US government hack puts sensitive data at risk of secondary phishing attacks

Data theft puts military, economic, and foreign political strategy data at risk

The theft of personal details of millions of US government employees last week has not just put personal; data at risk, but also a wide variety of other highly sensitve data - from economic information to political strategy data - according to security experts.

The nature of the attack of Office of Personnel Management's (OPM) systems - which many are attributing to a nation state at this stage - means that a financial motive is unlikely. However stolen personal details could offer the cyber thieves the opportuntity to delve further into systems using spearphishing techniques.

"Theft of personal and demographic data allows one of the most effective secondary attacks to be mounted: direct spear-phishing," said, Mark Bower, global director of HP Security Voltage. This offers access to deeper system access via credentials or malware "thus accessing more sensitive data repositories as a consequence".

"Beyond spear-phishing, knowing detailed personal information past and present creates possible cross-agency attacks given job history data appears to be in the mix," he said.

"Thus, it is likely this attack is less about money, but more about gaining deeper access to other systems and agencies which might even be defence or military data, future economic strategy data, foreign political strategy, and sensitive assets of interest at a nation-state level for insight, influence and intellectual property theft."

The breach, discovered by the US government's intrusion detection systems, follows an unsuccessful attempt to infiltrate the OPM's systems last year.

It also comes days after it was revealed that criminals had stolen tax information from 104,000 Americans via the IRS' website.

Such incidents raise questions about the government's ability to protect sensitive data - an issue that is just as relevant on this side of the Atlantic as it is in the US.

'Organisational confidence takes a long-time to build but can - and is - eroded much more quickly," Gavin Reid, VP of threat intelligence at Lancope told ComputerworldUK.

"The US-GOV breaches put these trusted government organisations in the same light as all the recent private company breaches like Target and Home Depot. The big difference here is the government has much more sensitive data and the victims have no choice in sharing."

While large scale security incidents are becoming more frequent, it is likely the OPM breach will lead to organisationss in both the public and private sectors re-evaluating their security processes. This means modernising both tools and security methods.

"Attackers have learnt how to bypass basic security protections," Tom Court, Cyber Crime Researcher at Alert Logic told ComputereworldUK. "Firewalls and desktop anti-virus are no longer enough to protect against anything but the most cursory glance by an attacker. To maintain abreast of attackers organisations need to get technology, threat intelligence and importantly people working together.

"Organisations need to be continuously monitoring systems, logs and network traffic to spot abnormal behaviour and have skilled people who can analyse the event to spot successful breaches."

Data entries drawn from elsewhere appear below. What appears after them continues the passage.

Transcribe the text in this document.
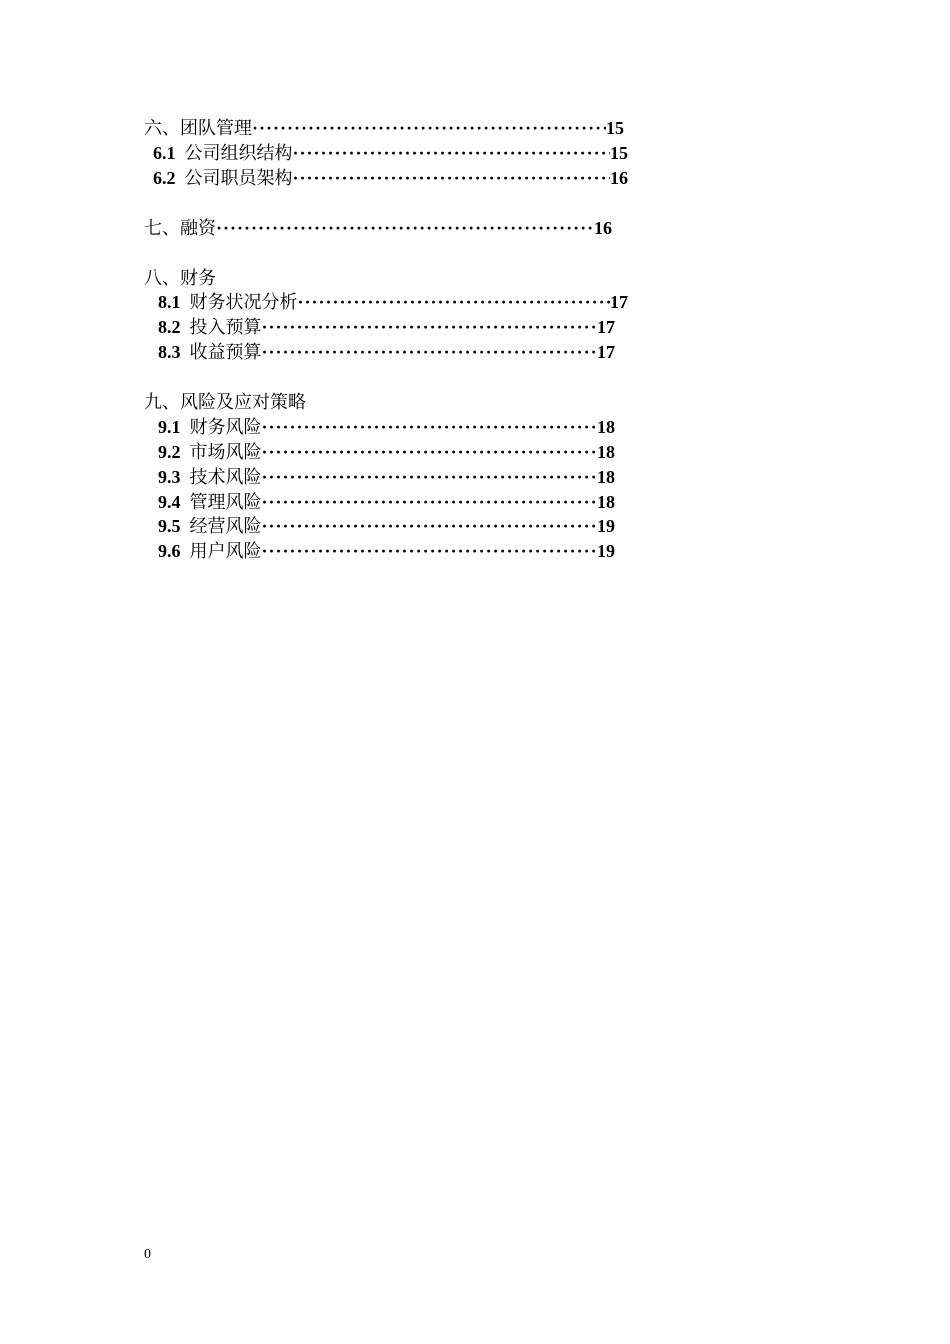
六、团队管理 ·····	15
6.1 公司组织结构 ·····	15
6.2 公司职员架构 ·····	16
七、融资 ·····	16
八、财务
8.1 财务状况分析 ·····	17
8.2 投入预算 ·····	17
8.3 收益预算 ·····	17
九、风险及应对策略
9.1 财务风险 ·····	18
9.2 市场风险 ·····	18
9.3 技术风险 ·····	18
9.4 管理风险 ·····	18
9.5 经营风险 ·····	19
9.6 用户风险 ·····	19
0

However, Gavin Millard, technical director of Tenable Network Security, commented that businesses and organisations seeking to reassess their security practices in the wake of the US government should not rush in with investment in new tools.

"When huge breaches are disclosed, the knee jerk reaction is often to buy more tools. But the threats faced can be addressed by many organisations just by operationalising the controls they currently have and continuously monitoring the effectiveness of them to ensure they are working optimally," he said.

"Breaches often occur not by some complex and esoteric method, but more through the lack of foundational controls working well to identify weaknesses and addressing them quickly and effectively."

Protecting against cyber attackers if not just the responsibility of security teams, with security experts highlighting the need for a fundamental rethink of security strategies in order to prevent further breaches. This means vastly improving awareness of the threats to staff.

"Security professionals, IT specialists and corporate users need to learn a new language for cyber resilience," said at Axelos.

"Traditional approaches to raising cyber awareness and thus changing behaviours has been 'one size fits all', dominated by messages that simply say 'don't do this or that' or are full of technical jargon. It should hardly come as a surprise that users don't engage.

"Cyber resilience relies on staff understanding not just the basic principles of security, but why those principles are important to their role, and why they play a key role in preventing incidents and attacks."